HMRC continues to issue ‘nudge letters’ to encourage individuals to check their tax affairs are up to date, but receiving one does not necessarily mean there’s a problem.
‘One to many’ letters are a more cost-effective way for HMRC to follow up on the vast amount of data it holds, compared to opening a compliance check into the returns of every individual who receives one. They are not based on any statutory power available to HMRC, and instead typically rely on the taxpayer taking action themselves, an approach informed by behavioural science.
Recent recipients of nudge letters have included:
- People who may have received partnership income, or offshore income or gains
- People who may have disposed of residential property or cryptoassets
- People who have told HMRC that they are domiciled outside the UK
- People who have made a claim for foreign tax credit relief
- Persons of Significant Control (PSCs) who may have disposed of shares
- Claimants of CJRS (furlough) and SEISS (self-employed income support) payments during the pandemic
The prudent approach
There are various reasons why HMRC may have issued a nudge letter, so there’s no need to panic if your client receives one – it does not necessarily mean there’s an issue.

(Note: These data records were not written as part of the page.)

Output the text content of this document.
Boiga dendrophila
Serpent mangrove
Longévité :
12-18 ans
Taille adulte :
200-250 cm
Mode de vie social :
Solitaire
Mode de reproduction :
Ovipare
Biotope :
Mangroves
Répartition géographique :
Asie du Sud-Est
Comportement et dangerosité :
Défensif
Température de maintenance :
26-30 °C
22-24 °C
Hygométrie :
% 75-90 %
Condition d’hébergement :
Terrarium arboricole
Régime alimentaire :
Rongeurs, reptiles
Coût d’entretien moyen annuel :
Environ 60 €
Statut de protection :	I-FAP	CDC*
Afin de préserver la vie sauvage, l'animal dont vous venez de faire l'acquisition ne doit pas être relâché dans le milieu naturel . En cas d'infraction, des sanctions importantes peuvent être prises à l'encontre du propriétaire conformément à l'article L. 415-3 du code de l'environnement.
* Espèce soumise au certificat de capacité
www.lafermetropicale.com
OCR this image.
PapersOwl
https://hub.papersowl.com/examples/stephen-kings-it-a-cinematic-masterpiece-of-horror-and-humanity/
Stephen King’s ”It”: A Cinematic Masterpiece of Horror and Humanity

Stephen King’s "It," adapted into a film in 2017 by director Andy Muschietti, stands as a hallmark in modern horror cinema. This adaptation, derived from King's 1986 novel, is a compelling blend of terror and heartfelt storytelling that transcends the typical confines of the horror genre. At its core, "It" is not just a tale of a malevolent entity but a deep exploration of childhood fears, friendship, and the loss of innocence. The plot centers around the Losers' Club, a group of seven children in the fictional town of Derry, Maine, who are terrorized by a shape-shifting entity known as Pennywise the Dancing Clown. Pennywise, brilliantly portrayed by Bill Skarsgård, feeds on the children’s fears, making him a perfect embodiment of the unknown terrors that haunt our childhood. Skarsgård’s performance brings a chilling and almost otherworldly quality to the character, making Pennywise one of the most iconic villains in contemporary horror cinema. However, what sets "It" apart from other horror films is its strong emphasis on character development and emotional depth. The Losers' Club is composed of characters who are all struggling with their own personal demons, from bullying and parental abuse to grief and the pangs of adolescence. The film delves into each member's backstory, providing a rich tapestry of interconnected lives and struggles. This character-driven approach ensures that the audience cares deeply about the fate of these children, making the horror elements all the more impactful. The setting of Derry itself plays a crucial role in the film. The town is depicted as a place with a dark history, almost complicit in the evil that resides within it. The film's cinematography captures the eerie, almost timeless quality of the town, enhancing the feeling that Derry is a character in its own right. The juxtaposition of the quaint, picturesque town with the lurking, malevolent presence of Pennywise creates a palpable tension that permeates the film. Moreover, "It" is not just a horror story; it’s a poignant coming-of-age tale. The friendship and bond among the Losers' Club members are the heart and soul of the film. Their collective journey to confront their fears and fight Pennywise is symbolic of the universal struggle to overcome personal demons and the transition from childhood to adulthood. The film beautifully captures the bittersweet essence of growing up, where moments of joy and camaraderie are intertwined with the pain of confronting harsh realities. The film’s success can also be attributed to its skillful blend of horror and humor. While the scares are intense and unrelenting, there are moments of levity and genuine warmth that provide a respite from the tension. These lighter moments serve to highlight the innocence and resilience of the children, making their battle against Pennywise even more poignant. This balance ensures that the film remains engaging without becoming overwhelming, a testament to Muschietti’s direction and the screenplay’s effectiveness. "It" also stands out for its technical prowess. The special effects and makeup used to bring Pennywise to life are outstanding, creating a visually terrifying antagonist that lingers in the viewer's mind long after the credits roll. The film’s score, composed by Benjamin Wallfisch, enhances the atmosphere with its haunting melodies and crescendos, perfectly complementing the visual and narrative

You should, however, take the opportunity to review your client’s tax affairs fully. If you find them to be in order, no further action is needed, but it is prudent to respond to the letter making it clear to HMRC that you’ve reviewed the situation and found no issues.
If you do become aware of any issues, there are various ways to reach a resolution, including amending the relevant tax return, or making a disclosure to HMRC using one of the services available. This proactive approach is much more likely to result in lower or no penalties than waiting for a more formal approach from HMRC.